Lembro-me do nosso passeio ao Cabo Mondego. Subíamos de bicicleta e em fila indiana, a estrada marginal, rematada nas margens por tufos de areia e raízes. Do lado esquerdo, o oceano e alguns rochedos e do lado direito campos de lavoura. Dum e doutro, as ribanceiras eram abismais.
De repente, senti um impercetível toque na roda da retaguarda. Como não acusara dano, continuei a pedalar até que um vago pressentimento me obrigou a olhar para trás. Não vi o meu pai. Ao tocar com a sua bicicleta na minha, desequilibrara-se e rebolara por ali abaixo.
Mesmo assim, prosseguimos viagem, depois de uns metros adiante, o meu pai ter aproveitado um atalho batido pelos carros de bois no seu percurso para a serra.
Quatro raparigas e um rapaz foram os netos que eu lhe dei e ele teve a alegria de acompanhar até ao seu desaparecimento. Cinco endiabradas criaturas com quem ele se dividia e se zangava pelas inevitáveis tropelias.

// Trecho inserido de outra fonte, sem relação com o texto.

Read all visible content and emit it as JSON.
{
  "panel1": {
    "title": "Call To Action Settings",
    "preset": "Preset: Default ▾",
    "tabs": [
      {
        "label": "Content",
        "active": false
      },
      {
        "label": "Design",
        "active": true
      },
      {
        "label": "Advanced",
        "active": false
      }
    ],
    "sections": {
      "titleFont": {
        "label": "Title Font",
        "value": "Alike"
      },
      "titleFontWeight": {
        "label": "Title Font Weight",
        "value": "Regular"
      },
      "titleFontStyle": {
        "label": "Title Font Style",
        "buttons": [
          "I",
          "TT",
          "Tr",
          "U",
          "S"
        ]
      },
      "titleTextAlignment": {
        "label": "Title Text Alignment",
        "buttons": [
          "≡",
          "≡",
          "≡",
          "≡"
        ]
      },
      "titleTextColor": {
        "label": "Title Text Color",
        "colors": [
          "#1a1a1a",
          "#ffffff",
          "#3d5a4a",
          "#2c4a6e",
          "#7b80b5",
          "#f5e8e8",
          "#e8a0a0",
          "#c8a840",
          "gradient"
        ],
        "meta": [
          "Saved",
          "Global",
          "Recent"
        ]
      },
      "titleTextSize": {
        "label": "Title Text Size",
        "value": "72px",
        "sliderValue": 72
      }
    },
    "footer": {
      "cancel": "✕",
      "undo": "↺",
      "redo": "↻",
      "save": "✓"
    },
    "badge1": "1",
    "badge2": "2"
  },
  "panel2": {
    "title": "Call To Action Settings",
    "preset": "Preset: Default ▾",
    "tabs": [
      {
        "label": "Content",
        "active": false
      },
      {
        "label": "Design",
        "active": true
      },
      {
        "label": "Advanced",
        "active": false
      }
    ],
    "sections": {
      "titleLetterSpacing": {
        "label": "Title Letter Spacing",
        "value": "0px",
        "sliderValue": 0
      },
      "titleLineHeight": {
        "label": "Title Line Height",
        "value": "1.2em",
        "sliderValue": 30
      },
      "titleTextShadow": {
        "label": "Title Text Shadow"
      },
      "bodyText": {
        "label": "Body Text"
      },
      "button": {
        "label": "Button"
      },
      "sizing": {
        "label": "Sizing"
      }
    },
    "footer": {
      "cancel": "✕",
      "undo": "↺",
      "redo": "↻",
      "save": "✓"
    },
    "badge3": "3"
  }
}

Era muito raro haver desavenças entre o casal. Quando tal acontecia, meu pai saía a dar uma volta. Regressava sempre com um presente para a minha mãe. Se a questão entre eles coincidia com o tempo dos festejos em honra dos santos populares, era certo e sabido que as ofertas provinham das barracas das feiras, dos sorteios das rifas em que meu pai era bafejado pela sorte.
Companheiro de diversão, era ele quem dava o primeiro impulso ao baloiço, no parque reservado às crianças, no jardim municipal; quem me conduzia nos carros de choque ou me segurava nos carrocéis, “montanhas russas”! e outros locais de diversão que apareciam nas romarias.
Tenho saudades desse tempo, da companhia protetora que desde muito pequena me ensinou os sãos princípios da higiene, do cumprimento do dever, do sentido da responsabilidade, da obediência às regras, uma das quais, a pontualidade e repúdio da mentira.
Penso, nesta etapa da minha vida, que um dia, os nossos espíritos “passearão”, lado a lado, na dimensão universal que tanto nos unia.
Até esse momento do nosso reencontro, estás sempre comigo e é à tua memória que solicito auxílio quando necessito e tu nunca me faltaste, mesmo nesta hora em que te recordo e em vez de chorar, sinto extrema leveza e paz, tendo a certeza da tua presença invisível.


2 comentários:

  1. Que saudades avô! As recordações continuam tão vivas na minha memória. Que saudades de te ouvir chamar como só tu me chamavas: "miguinha". Sinto tanto a tua falta e também sinto que minha vida teria sido tão diferente se não me tivesses faltado tão cedo... Te ADORO avô!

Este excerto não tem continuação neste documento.